Crítica: Salvador Sobral e o seu “Jazz à la carte”. Leiria ficou rendida a tamanha improvisação


Tocou um jazzy de uma música dos Silence 4 e fez uma espécie de rap onde criticava a Sociedade Portuguesa de Autores. Usou, simplesmente, a improvisação como principal arma.

Pela primeira vez em Leiria, e horas depois de ter dado uma entrevista à TIL, Salvador Sobral concretizou aquilo que já estava prometido desde o ano passado: actuar no Teatro José Lúcio da Silva, em Leiria. Recordamos que este foi um dos concertos adiados, devido à intervenção cirúrgica a que o cantor foi submetido.

Quase um ano depois ali estava Salvador Sobral e a restante banda, entre eles o conhecido pianista Júlio Resende, que acompanhou Salvador à vitória na Eurovisão .

Com o teatro completamente lotado, os instrumentos começaram a fluir, o jazz tomou conta do auditório e, com eles, alguns versos bem conhecidos dos leirienses:

«You’re never with me
you’re never near me
What time is it?
What time?
Whose time is this?
Give yourself a chance to breathe
I’ll give you the room you need»

Exatamente. Salvador Sobral aproveitou o facto de estar ali em Leiria para trautear, à sua maneira e género musical, os primeiros versos da música Borrow da banda da casa Silence 4.

Com uma grande ovação inicial, Salvador foi aproveitando alguns momentos para apresentar a banda e elogiar o som de acústica do auditório: “Muito melhor do que tocar ao ar livre”, disse.

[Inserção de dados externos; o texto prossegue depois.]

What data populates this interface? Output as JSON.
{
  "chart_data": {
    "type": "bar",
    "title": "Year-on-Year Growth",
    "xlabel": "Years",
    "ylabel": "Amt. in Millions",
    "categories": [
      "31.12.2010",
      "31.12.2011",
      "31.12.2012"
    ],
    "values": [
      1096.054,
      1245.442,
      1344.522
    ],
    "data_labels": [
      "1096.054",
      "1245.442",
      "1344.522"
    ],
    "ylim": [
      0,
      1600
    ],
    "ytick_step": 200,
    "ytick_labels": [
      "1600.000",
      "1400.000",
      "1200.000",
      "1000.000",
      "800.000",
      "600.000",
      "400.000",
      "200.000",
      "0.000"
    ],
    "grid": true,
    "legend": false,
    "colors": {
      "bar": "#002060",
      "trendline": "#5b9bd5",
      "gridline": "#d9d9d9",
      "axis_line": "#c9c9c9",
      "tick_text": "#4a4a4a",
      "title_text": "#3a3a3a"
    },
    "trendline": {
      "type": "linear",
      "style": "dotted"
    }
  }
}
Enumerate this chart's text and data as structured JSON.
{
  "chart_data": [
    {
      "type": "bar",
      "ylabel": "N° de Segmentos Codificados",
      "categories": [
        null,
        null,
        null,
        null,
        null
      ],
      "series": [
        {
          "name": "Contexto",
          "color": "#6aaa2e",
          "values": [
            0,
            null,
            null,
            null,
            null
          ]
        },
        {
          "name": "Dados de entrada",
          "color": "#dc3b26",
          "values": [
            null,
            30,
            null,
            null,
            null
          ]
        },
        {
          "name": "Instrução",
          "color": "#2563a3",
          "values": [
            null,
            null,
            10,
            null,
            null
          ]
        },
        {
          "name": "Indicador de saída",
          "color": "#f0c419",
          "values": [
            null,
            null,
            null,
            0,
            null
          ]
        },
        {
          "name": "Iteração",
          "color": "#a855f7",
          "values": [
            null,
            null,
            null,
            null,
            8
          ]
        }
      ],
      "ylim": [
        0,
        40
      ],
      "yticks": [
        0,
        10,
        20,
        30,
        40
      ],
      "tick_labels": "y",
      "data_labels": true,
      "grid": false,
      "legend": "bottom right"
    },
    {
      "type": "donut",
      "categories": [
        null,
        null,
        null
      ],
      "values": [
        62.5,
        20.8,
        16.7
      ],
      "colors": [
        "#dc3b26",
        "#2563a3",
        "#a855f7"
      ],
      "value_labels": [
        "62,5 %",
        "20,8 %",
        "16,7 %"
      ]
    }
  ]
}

Essa acústica foi importante para todo um show de improviso, que se fez durante mais de uma hora. Cantorias dentro do piano, batidas com os pés e o já clássico “trompete humano”. Salvador rompeu ali alguns impossíveis. Mas não quis ser protagonista: deixou várias vezes os restantes elementos da banda aventurarem-se em solos de improvisação. Valeu tudo!

Fotografias: André Lucas

Inglês, castelhano e a língua de Camões: foram as três línguas que Salvador Sobral cantou.  Mas foi na música com versos de Fernando Pessoa que o público mais se rendeu. “O Nando ia gostar disto!”, previu Salvador – depois do primeiro coro do público àquela música. As gargalhadas foram muitas, como, aliás, aconteceu em boa parte no espetáculo.

Quando chegou a música Amar Pelos Dois, mais de 700 pessoas acompanharam o vencedor da Eurovisão. “Perguntam-me se já estou cansado desta música. Digo que não porque a cantamos sempre de maneira diferente”, explicou o cantor.

Mais para o final do espetáculo, no meio de uma improvisação, Sobral fez uma espécie de rap onde criticava a Sociedade Portuguesa de Autores por pouco fazerem em prol dos artistas. Deu como exemplo a canção que iria cantar de seguida, Ready For Love Again, que se encontra diariamente na telenovela da SIC, mas que pouco retorno financeiro trouxe aos seus co-autores.

No fim do espetáculo, as ovações fizeram-se ouvir. O público adorou a improvisação,  a interpretação e o sentimento a cada música. Como é bom ver música assim. Com tantos e diferentes momentos de jazz, se Salvador Sobral tivesse de dar um nome ao seu show poderia muito bem ser “Jazz à la carte“.